Carol Baker Tharp has been selected by Los Angeles Mayor Antonio Villaraigosa after a nationwide search to be the new general manager of the city Department of Neighborhood Empowerment (DONE), which oversees the city’s Neighborhood Council system.
Tharp is deputy director of the Civic Engagement Initiative at the USC School of Policy, Planning and Development.
The appointment must still be approved by the Los Angeles City Council.
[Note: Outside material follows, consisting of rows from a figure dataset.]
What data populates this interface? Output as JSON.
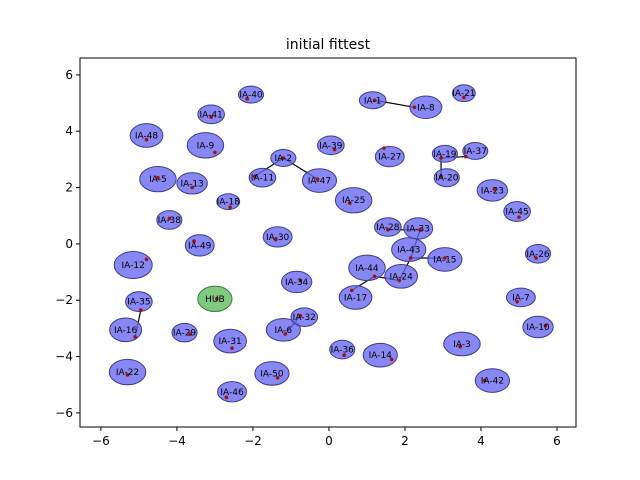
{
  "chart_data": {
    "type": "scatter",
    "title": "initial fittest",
    "xlabel": "",
    "ylabel": "",
    "xlim": [
      -6.55,
      6.5
    ],
    "ylim": [
      -6.5,
      6.6
    ],
    "xticks": [
      -6,
      -4,
      -2,
      0,
      2,
      4,
      6
    ],
    "yticks": [
      -6,
      -4,
      -2,
      0,
      2,
      4,
      6
    ],
    "xtick_labels": [
      "−6",
      "−4",
      "−2",
      "0",
      "2",
      "4",
      "6"
    ],
    "ytick_labels": [
      "−6",
      "−4",
      "−2",
      "0",
      "2",
      "4",
      "6"
    ],
    "grid": false,
    "colors": {
      "node_fill": "#6666f2",
      "node_edge": "#3c3c8c",
      "hub_fill": "#6abf6a",
      "hub_edge": "#3c7a3c",
      "point": "#a01010",
      "link": "#000000"
    },
    "hub": {
      "name": "HUB",
      "x": -3.0,
      "y": -1.95,
      "rx": 0.45,
      "ry": 0.45,
      "px": -2.95,
      "py": -1.95
    },
    "nodes": [
      {
        "name": "IA-1",
        "x": 1.15,
        "y": 5.1,
        "rx": 0.35,
        "ry": 0.3,
        "px": 1.2,
        "py": 5.1
      },
      {
        "name": "IA-2",
        "x": -1.2,
        "y": 3.05,
        "rx": 0.33,
        "ry": 0.3,
        "px": -1.2,
        "py": 3.05
      },
      {
        "name": "IA-3",
        "x": 3.5,
        "y": -3.55,
        "rx": 0.48,
        "ry": 0.42,
        "px": 3.45,
        "py": -3.65
      },
      {
        "name": "IA-5",
        "x": -4.5,
        "y": 2.3,
        "rx": 0.48,
        "ry": 0.45,
        "px": -4.5,
        "py": 2.35
      },
      {
        "name": "IA-6",
        "x": -1.2,
        "y": -3.05,
        "rx": 0.45,
        "ry": 0.4,
        "px": -1.15,
        "py": -3.2
      },
      {
        "name": "IA-7",
        "x": 5.05,
        "y": -1.9,
        "rx": 0.38,
        "ry": 0.33,
        "px": 4.95,
        "py": -2.05
      },
      {
        "name": "IA-8",
        "x": 2.55,
        "y": 4.85,
        "rx": 0.42,
        "ry": 0.4,
        "px": 2.25,
        "py": 4.85
      },
      {
        "name": "IA-9",
        "x": -3.25,
        "y": 3.5,
        "rx": 0.48,
        "ry": 0.45,
        "px": -3.0,
        "py": 3.25
      },
      {
        "name": "IA-10",
        "x": 5.5,
        "y": -2.95,
        "rx": 0.4,
        "ry": 0.38,
        "px": 5.7,
        "py": -2.9
      },
      {
        "name": "IA-11",
        "x": -1.75,
        "y": 2.35,
        "rx": 0.35,
        "ry": 0.33,
        "px": -1.95,
        "py": 2.4
      },
      {
        "name": "IA-12",
        "x": -5.15,
        "y": -0.75,
        "rx": 0.5,
        "ry": 0.48,
        "px": -4.8,
        "py": -0.55
      },
      {
        "name": "IA-13",
        "x": -3.6,
        "y": 2.15,
        "rx": 0.4,
        "ry": 0.38,
        "px": -3.6,
        "py": 2.0
      },
      {
        "name": "IA-14",
        "x": 1.35,
        "y": -3.95,
        "rx": 0.45,
        "ry": 0.42,
        "px": 1.65,
        "py": -4.1
      },
      {
        "name": "IA-15",
        "x": 3.05,
        "y": -0.55,
        "rx": 0.45,
        "ry": 0.42,
        "px": 3.05,
        "py": -0.5
      },
      {
        "name": "IA-16",
        "x": -5.35,
        "y": -3.05,
        "rx": 0.42,
        "ry": 0.42,
        "px": -5.1,
        "py": -3.3
      },
      {
        "name": "IA-17",
        "x": 0.7,
        "y": -1.9,
        "rx": 0.43,
        "ry": 0.42,
        "px": 0.6,
        "py": -1.65
      },
      {
        "name": "IA-18",
        "x": -2.65,
        "y": 1.5,
        "rx": 0.3,
        "ry": 0.28,
        "px": -2.6,
        "py": 1.3
      },
      {
        "name": "IA-19",
        "x": 3.05,
        "y": 3.2,
        "rx": 0.33,
        "ry": 0.3,
        "px": 2.95,
        "py": 3.05
      },
      {
        "name": "IA-20",
        "x": 3.1,
        "y": 2.35,
        "rx": 0.33,
        "ry": 0.32,
        "px": 2.95,
        "py": 2.4
      },
      {
        "name": "IA-21",
        "x": 3.55,
        "y": 5.35,
        "rx": 0.3,
        "ry": 0.3,
        "px": 3.55,
        "py": 5.2
      },
      {
        "name": "IA-22",
        "x": -5.3,
        "y": -4.55,
        "rx": 0.48,
        "ry": 0.45,
        "px": -5.3,
        "py": -4.65
      },
      {
        "name": "IA-23",
        "x": 4.3,
        "y": 1.9,
        "rx": 0.4,
        "ry": 0.38,
        "px": 4.35,
        "py": 1.95
      },
      {
        "name": "IA-24",
        "x": 1.9,
        "y": -1.15,
        "rx": 0.43,
        "ry": 0.42,
        "px": 1.85,
        "py": -1.3
      },
      {
        "name": "IA-25",
        "x": 0.65,
        "y": 1.55,
        "rx": 0.48,
        "ry": 0.45,
        "px": 0.55,
        "py": 1.45
      },
      {
        "name": "IA-26",
        "x": 5.5,
        "y": -0.35,
        "rx": 0.33,
        "ry": 0.33,
        "px": 5.45,
        "py": -0.5
      },
      {
        "name": "IA-27",
        "x": 1.6,
        "y": 3.1,
        "rx": 0.38,
        "ry": 0.36,
        "px": 1.45,
        "py": 3.4
      },
      {
        "name": "IA-28",
        "x": 1.55,
        "y": 0.6,
        "rx": 0.35,
        "ry": 0.33,
        "px": 1.55,
        "py": 0.5
      },
      {
        "name": "IA-29",
        "x": -3.8,
        "y": -3.15,
        "rx": 0.33,
        "ry": 0.33,
        "px": -3.65,
        "py": -3.2
      },
      {
        "name": "IA-30",
        "x": -1.35,
        "y": 0.25,
        "rx": 0.38,
        "ry": 0.36,
        "px": -1.4,
        "py": 0.15
      },
      {
        "name": "IA-31",
        "x": -2.6,
        "y": -3.45,
        "rx": 0.43,
        "ry": 0.42,
        "px": -2.55,
        "py": -3.7
      },
      {
        "name": "IA-32",
        "x": -0.65,
        "y": -2.6,
        "rx": 0.35,
        "ry": 0.33,
        "px": -0.75,
        "py": -2.55
      },
      {
        "name": "IA-33",
        "x": 2.35,
        "y": 0.55,
        "rx": 0.38,
        "ry": 0.38,
        "px": 2.4,
        "py": 0.5
      },
      {
        "name": "IA-34",
        "x": -0.85,
        "y": -1.35,
        "rx": 0.4,
        "ry": 0.38,
        "px": -0.75,
        "py": -1.3
      },
      {
        "name": "IA-35",
        "x": -5.0,
        "y": -2.05,
        "rx": 0.35,
        "ry": 0.35,
        "px": -4.95,
        "py": -2.35
      },
      {
        "name": "IA-36",
        "x": 0.35,
        "y": -3.75,
        "rx": 0.33,
        "ry": 0.33,
        "px": 0.4,
        "py": -3.95
      },
      {
        "name": "IA-37",
        "x": 3.85,
        "y": 3.3,
        "rx": 0.33,
        "ry": 0.3,
        "px": 3.6,
        "py": 3.1
      },
      {
        "name": "IA-38",
        "x": -4.2,
        "y": 0.85,
        "rx": 0.33,
        "ry": 0.33,
        "px": -4.2,
        "py": 0.9
      },
      {
        "name": "IA-39",
        "x": 0.05,
        "y": 3.5,
        "rx": 0.35,
        "ry": 0.33,
        "px": 0.15,
        "py": 3.35
      },
      {
        "name": "IA-40",
        "x": -2.05,
        "y": 5.3,
        "rx": 0.33,
        "ry": 0.3,
        "px": -2.15,
        "py": 5.15
      },
      {
        "name": "IA-41",
        "x": -3.1,
        "y": 4.6,
        "rx": 0.35,
        "ry": 0.33,
        "px": -3.1,
        "py": 4.5
      },
      {
        "name": "IA-42",
        "x": 4.3,
        "y": -4.85,
        "rx": 0.45,
        "ry": 0.42,
        "px": 4.1,
        "py": -4.85
      },
      {
        "name": "IA-43",
        "x": 2.1,
        "y": -0.2,
        "rx": 0.45,
        "ry": 0.42,
        "px": 2.15,
        "py": -0.5
      },
      {
        "name": "IA-44",
        "x": 1.0,
        "y": -0.85,
        "rx": 0.48,
        "ry": 0.45,
        "px": 1.2,
        "py": -1.15
      },
      {
        "name": "IA-45",
        "x": 4.95,
        "y": 1.15,
        "rx": 0.35,
        "ry": 0.35,
        "px": 5.0,
        "py": 0.95
      },
      {
        "name": "IA-46",
        "x": -2.55,
        "y": -5.25,
        "rx": 0.38,
        "ry": 0.36,
        "px": -2.7,
        "py": -5.45
      },
      {
        "name": "IA-47",
        "x": -0.25,
        "y": 2.25,
        "rx": 0.45,
        "ry": 0.42,
        "px": -0.3,
        "py": 2.3
      },
      {
        "name": "IA-48",
        "x": -4.8,
        "y": 3.85,
        "rx": 0.43,
        "ry": 0.42,
        "px": -4.8,
        "py": 3.7
      },
      {
        "name": "IA-49",
        "x": -3.4,
        "y": -0.05,
        "rx": 0.38,
        "ry": 0.38,
        "px": -3.55,
        "py": 0.1
      },
      {
        "name": "IA-50",
        "x": -1.5,
        "y": -4.6,
        "rx": 0.45,
        "ry": 0.42,
        "px": -1.35,
        "py": -4.75
      }
    ],
    "links": [
      [
        [
          1.2,
          5.1
        ],
        [
          2.25,
          4.85
        ]
      ],
      [
        [
          -1.2,
          3.05
        ],
        [
          -1.95,
          2.4
        ]
      ],
      [
        [
          -1.2,
          3.05
        ],
        [
          -0.3,
          2.3
        ]
      ],
      [
        [
          2.95,
          3.05
        ],
        [
          2.95,
          2.4
        ]
      ],
      [
        [
          2.95,
          3.05
        ],
        [
          3.6,
          3.1
        ]
      ],
      [
        [
          1.55,
          0.5
        ],
        [
          2.4,
          0.5
        ]
      ],
      [
        [
          2.4,
          0.5
        ],
        [
          2.15,
          -0.5
        ]
      ],
      [
        [
          2.15,
          -0.5
        ],
        [
          1.85,
          -1.3
        ]
      ],
      [
        [
          1.85,
          -1.3
        ],
        [
          1.2,
          -1.15
        ]
      ],
      [
        [
          1.2,
          -1.15
        ],
        [
          0.6,
          -1.65
        ]
      ],
      [
        [
          2.15,
          -0.5
        ],
        [
          3.05,
          -0.5
        ]
      ],
      [
        [
          -4.95,
          -2.35
        ],
        [
          -5.1,
          -3.3
        ]
      ],
      [
        [
          -0.75,
          -2.55
        ],
        [
          -1.15,
          -3.2
        ]
      ]
    ]
  }
}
Tharp is expected to begin serving as general manager Monday, March 12th.
Tharp, who has spent 20 years working in Southern California communities, will take over for interim department general manager Lisa Sarno, who has served the position since former general manager Greg Nelson retired in April.
City of Los Angeles voters approved a new city charter in 1999 that mandated the creation of the Neighborhood Council system to promote public participation in city government and make the government more responsive to local needs.
The Los Angeles City Council approved the plan for the Neighborhood Council system in May 2001, and 87 certified Neighborhood Councils have since been created. Each of the city’s certified Neighborhood Councils receives $50,000 in annual funding.
In announcing Tharp’s appointment Monday, February 26th, the mayor called her a “proven leader, scholar and community servant.”
“Throughout her professional career and years of community involvement, Carol Baker Tharp has remained committed to the belief that civic engagement is a vital element of democratic governance,” Villaraigosa said. “Carol’s experience and expertise make her the most qualified person for this position.
“She will work to empower our Neighborhood Councils to serve residents across Los Angeles while providing necessary structure and oversight to the department.”
Tharp called her appointment as Department of Neighborhood Empowerment general manager “incredibly exciting,” saying it would allow her to put to use her experience of working with community issues over the years.
“I’ve been thinking about these issues and working on them since the 1970s,” said Tharp, who added that she worked with neighborhood councils in Eugene, Oregon while serving as the city’s community relations director.
Tharp said she also gained experience through her work at USC, where she has helped create an academic center devoted to the study and research of neighborhood participation.
“Now I’m going back into the neighborhood and will be able to put all that experience and learning back to work, and it feels so right,” Tharp said of the general manager position.
Villaraigosa has also appointed BongHwan Kim, a member of the Neighborhood Council Review Commission, as the new assistant general manager of the Department of Neighborhood Empowerment.
Kim is the executive director of Pasadena Neighborhood Housing Services, where he is responsible for managing and directing program development for the organization, which works to provide affordable housing to low- and moderate-income families in the San Gabriel Valley.
The USC Civic Engagement Initiative, of which Tharp is currently the deputy director, released a report late last year that focused on ways to improve the effectiveness of the citywide Neighborhood Council system and made various recommendations.
Among the findings of the report were that Neighborhood Councils are not “descriptively representative” of the social and economic diversity of Los Angeles residents, and many of the councils struggle with outreach and infighting.
As the new Department of Neighborhood Empowerment general manager, Tharp said she and department officials plan to work with community members to help them achieve their goals for their community.
“A lot of what we will be doing is listening to the people,” Tharp said.
The department will also plan on finding more ways to increase publicity about the Neighborhood Council system, she said.
There are many different groups that are looking at how to improve the system, including the Neighborhood Council Review Commission, the city controller’s office, which has issued an audit of the system, and the city Board of Neighborhood Commissioners, Tharp said.
“I’m coming in at a time that’s rich with good ideas,” she said.
Tharp previously served as executive director of Coro Southern California, a leadership education organization.
She currently teaches a course on citizenship and public ethics to USC undergraduates and leads seminars on developing civic engagement in the university’s leadership programs.
Tharp received her bachelor’s degree in speech, communication and theater arts from Wake Forest University and her Ph.D. in political science and religion from Claremont Graduate University.